INFOTECH AND THE LAW

The Domain Name: A Race to Recognition

P> While many people may not know what an Internet address is, few would fail to recognize the companies that own the following domain names: att.com, mci.com, ibm.com and compaq.com. A consumer who wanted information on a Compaq personal computer would expect to find such information on the home page at www.compaq.com. If consumers did not find Compaq's home page at that address, there would be a risk of a substantial loss of potential sales. Thus, having a domain name that can be easily associated with the company's name may be very important to successful electronic commerce.


Until Internic, the domain name registration authority, changed the ground rules for assigning domain names last year, the first company to register a domain name effectively owned that name. In some cases, individuals registered well-known trademarks as domain names and then demanded compensation for release of the names to the rightful trademark owners. In at least one case, a company registered as a domain name the name of its principal competitor, forcing the competitor to bring an action claiming such registration was unlawful because it created confusion in the minds of consumers. These early abuses resulted in Internic's new procedures.

The new registration procedures require the applicant to represent:

-That it has the right to use the proposed domain name.

-That it intends to use the domain name on a regular basis.

-That its use will not infringe the trademark or other intellectual property rights of any third party.

-That it is not registering the name for any unlawful purpose such as unfair competition.

Internic does not verify the accuracy of these representations but reserves the right to withdraw the registration under certain circumstances.

If a domain name assigned by Internic is identical to a foreign or U.S. federally registered trademark or service mark of another party, the applicant's right to the name generally depends on the outcome of certain "races." If the applicant's first use of the domain name (e.g., its activation date) is prior to both the first use of the trademark or service mark and the effective date of the trademark or service mark registration, the applicant wins the race and can continue to use its assigned domain name until a court order to the contrary is received by Internic.

If the applicant loses this race, Internic will ask the applicant for proof that it also owns a foreign or U.S. federally registered trademark or service mark that is the same as its assigned domain name (two companies can have identical trademarks or service marks for different products or services). If the applicant owns a registered trademark or service mark that is the same as its assigned domain name, the applicant wins and can continue to use its assigned domain name unless a court order or arbitration award to the contrary is received by Internic.

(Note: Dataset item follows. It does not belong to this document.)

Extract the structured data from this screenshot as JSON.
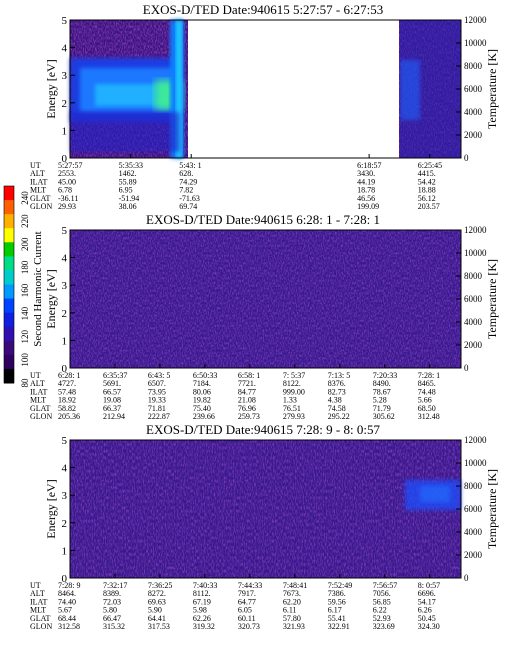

The domain name game is a series of races that a company must win to obtain and keep a valuable domain name. To increase chances of winning, companies should determine whether Internic has assigned the desired domain name to another party. There is no way to search pending applications.

If the domain name search is negative, companies should register the domain name as a trademark or service mark if it is not already registered. Having the name registered as both a domain name and a trademark or service mark will afford the best protection.

Robert E. Gregg is a partner in the Fairfax, Va., office of Hazel & Thomas P.C., focusing on the representation of high-technology companies and government contractors.